Cultura e Giustizia
Diritto senza senso, società senza equità
“Non credevo che i tuoi editti avessero tanta forza da permettere a un mortale
di violare le leggi non scritte e incrollabili degli dei.”
Antigone, Sofocle
Antigone resta la voce insopprimibile della giustizia che precede la legge. La sua ribellione è culturale prima ancora che etica: rifiuta una norma che non riconosce la dignità della vita. In ogni sistema giuridico svuotato di senso, in ogni sentenza che tradisce l’equità, Antigone ritorna come monito incancellabile.
Giustizia ≠ Legge. L’errore di fondo
La giustizia non coincide con la legge. Lo sappiamo da almeno venticinque secoli, da quando Antigone, sola contro il potere, pronunciò parole che ancora oggi bruciano.
La legge è un dispositivo normativo: stabilisce ciò che si può o non si può fare.
La giustizia è un’idea. Un principio. Una direzione etica.
È ciò che dà senso alla legge, ciò che dovrebbe orientarne il contenuto e limitarne l’arbitrio.
Quando la legge perde il legame con la giustizia, non è più garanzia ma minaccia. Diventa autorità cieca, strumento punitivo, meccanismo impersonale che si applica senza chiedersi se è giusto.
Oggi viviamo in una società che ha rovesciato il rapporto tra legge e giustizia.
Non ci si chiede più se una norma sia giusta. Ci si chiede solo se sia “applicabile”.
La legge non è più il mezzo per incarnare una visione civile del mondo, ma la scorciatoia per chiuderlo in una gabbia procedurale.
Eppure, legiferare dovrebbe significare una cosa sola: dare forma concreta a un ideale etico condiviso.
Ma dove manca questa radice culturale, il diritto si riduce a esercizio tecnico, e la giustizia diventa un simulacro.
Il diritto non basta a se stesso. Ha bisogno di una visione del mondo.
Senza la cultura — nel senso più alto e antropologico del termine — la legge può essere qualsiasi cosa: lo strumento per schiacciare un oppositore, per neutralizzare una protesta, per giustificare un abuso.
Non è un rischio teorico: è già successo.
È accaduto con il caso Cucchi, dove lo Stato ha mentito, coperto, manipolato. Non per errore, ma per sistema.
È accaduto con le sentenze che negano la violenza di gruppo per “assenza di consenso esplicito a gridare”, come se la grammatica del trauma potesse essere ridotta a un codice civile.
È accaduto, ancora, ogni volta che si usa la legge per legittimare una diseguaglianza.
E accade ogni giorno nei tribunali mediatici, dove la giustizia viene celebrata come spettacolo, e il diritto diventa fiction.

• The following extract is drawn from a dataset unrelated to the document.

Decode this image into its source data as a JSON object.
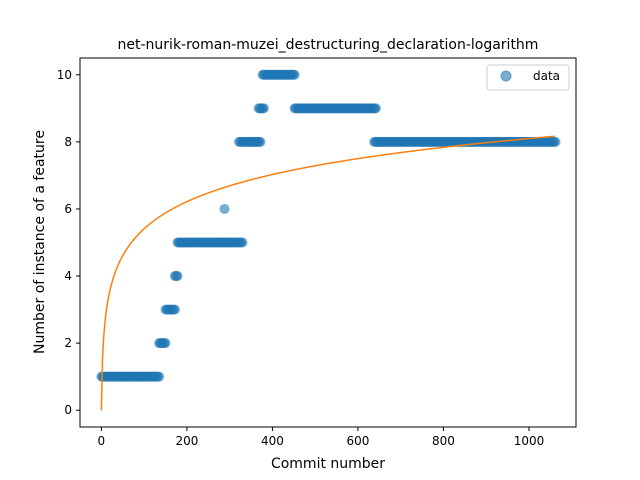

L’analfabetismo giuridico come strumento di dominio
Una popolazione che non conosce il diritto è facile da controllare.
Basta chiamare “decreto” ciò che limita, “riforma” ciò che smantella, “misura urgente” ciò che comprime le libertà.

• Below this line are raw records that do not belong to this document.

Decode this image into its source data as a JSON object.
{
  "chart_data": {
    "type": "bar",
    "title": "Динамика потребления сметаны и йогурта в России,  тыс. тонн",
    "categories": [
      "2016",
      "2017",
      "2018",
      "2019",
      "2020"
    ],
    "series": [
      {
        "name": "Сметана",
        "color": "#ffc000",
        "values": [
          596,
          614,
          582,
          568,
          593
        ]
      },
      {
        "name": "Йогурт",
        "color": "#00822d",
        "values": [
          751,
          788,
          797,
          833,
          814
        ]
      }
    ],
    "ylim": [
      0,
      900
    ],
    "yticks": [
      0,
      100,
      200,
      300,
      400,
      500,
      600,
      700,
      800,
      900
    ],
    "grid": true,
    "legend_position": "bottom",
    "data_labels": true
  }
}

Chi non ha una cultura giuridica subisce ogni decisione come ineluttabile, perché manca la chiave per decifrare.
La cultura del diritto — quella che permette di distinguere tra legge e legittimità, tra legalità e giustizia — è una delle forme più alte di emancipazione.
Ma è anche una delle più trascurate.
Nelle scuole non si studia davvero il significato della Costituzione. Nelle università si formano tecnici, non cittadini. Nei media si usano le parole “garantismo”, “presunzione di innocenza”, “conflitto di interessi” senza capirle.
Così si genera una cultura giuridica tossica: fatta di slogan, indignazione selettiva, desiderio di punizione.
Chi non conosce il diritto non difende la libertà: la invoca solo quando serve a sé.
Chi non distingue tra norma e potere, tra autorità e arbitrio, diventa complice inconsapevole della giustizia come controllo.
Legge come campo culturale. Non tecnica, ma pensiero
Ogni codice è un atto simbolico.
Ogni sentenza è una narrazione che plasma l’immaginario collettivo.
Il diritto non è neutro. È cultura scritta in linguaggio normativo.
Ed è cultura ogni volta che stabilisce chi ha parola, chi ha corpo, chi ha credito.
La cultura giuridica è quella che insegna che la pena non è vendetta, ma riparazione.
Che il reato è un fatto, ma la responsabilità è una storia.
Che una norma, per essere giusta, deve reggere davanti a un’idea di giustizia più alta, più lenta, più umana.
Se la cultura scompare, il diritto si riduce a logica procedurale.
E allora basta un algoritmo per sostituire il giudice, una mediazione televisiva per sostituire un processo, una polizia morale per sostituire la complessità.
Criticità strutturali in assenza di cultura giuridica
- Semplificazione della colpa: chi sbaglia paga, punto. Nessuna analisi, nessun contesto.
- Feticismo della norma: il diritto come fine, non come mezzo. L’ossessione per la legalità come forma di repressione.
- Giustizia-spettacolo: tribunali mediatici, sentenze televisive, indignazione a orologeria.
- Analfabetismo giuridico: cittadini incapaci di leggere la Costituzione o riconoscere i propri diritti.
- Perdita della funzione simbolica: la giustizia non parla più al senso, ma solo al codice.
- Uso politico della legge: norme su misura per emergenze inventate, strumenti di controllo sociale.
- Esclusione sociale camuffata da ordine: chi non ha accesso alla giustizia viene semplicemente ignorato.
Video blog di Aldo Grasso per Corriere.it
Giustizia non è punizione. È riconoscimento
La giustizia non è l’applicazione automatica di un codice. È la capacità di distinguere tra ciò che è giusto e ciò che è solo legale.
È il luogo in cui l’umano può ancora emergere, anche nell’errore, anche nella colpa.
Perché ogni colpa ha un contesto. Ogni violenza ha una genealogia. Ogni gesto ha una rete invisibile di cause.
La legge, senza cultura, non redime: reprime e lo fa sempre con gli stessi: i fragili, i poveri, gli stranieri, gli indesiderabili.
Una società giusta non è quella che punisce meglio ma quella che comprende prima. Che ascolta di più. Che pensa più a fondo.
Per questo serve cultura: per restituire al diritto la sua funzione maieutica, non solo punitiva.
Perché la giustizia non è l’ordine.
È la voce di chi chiede di essere riconosciuto.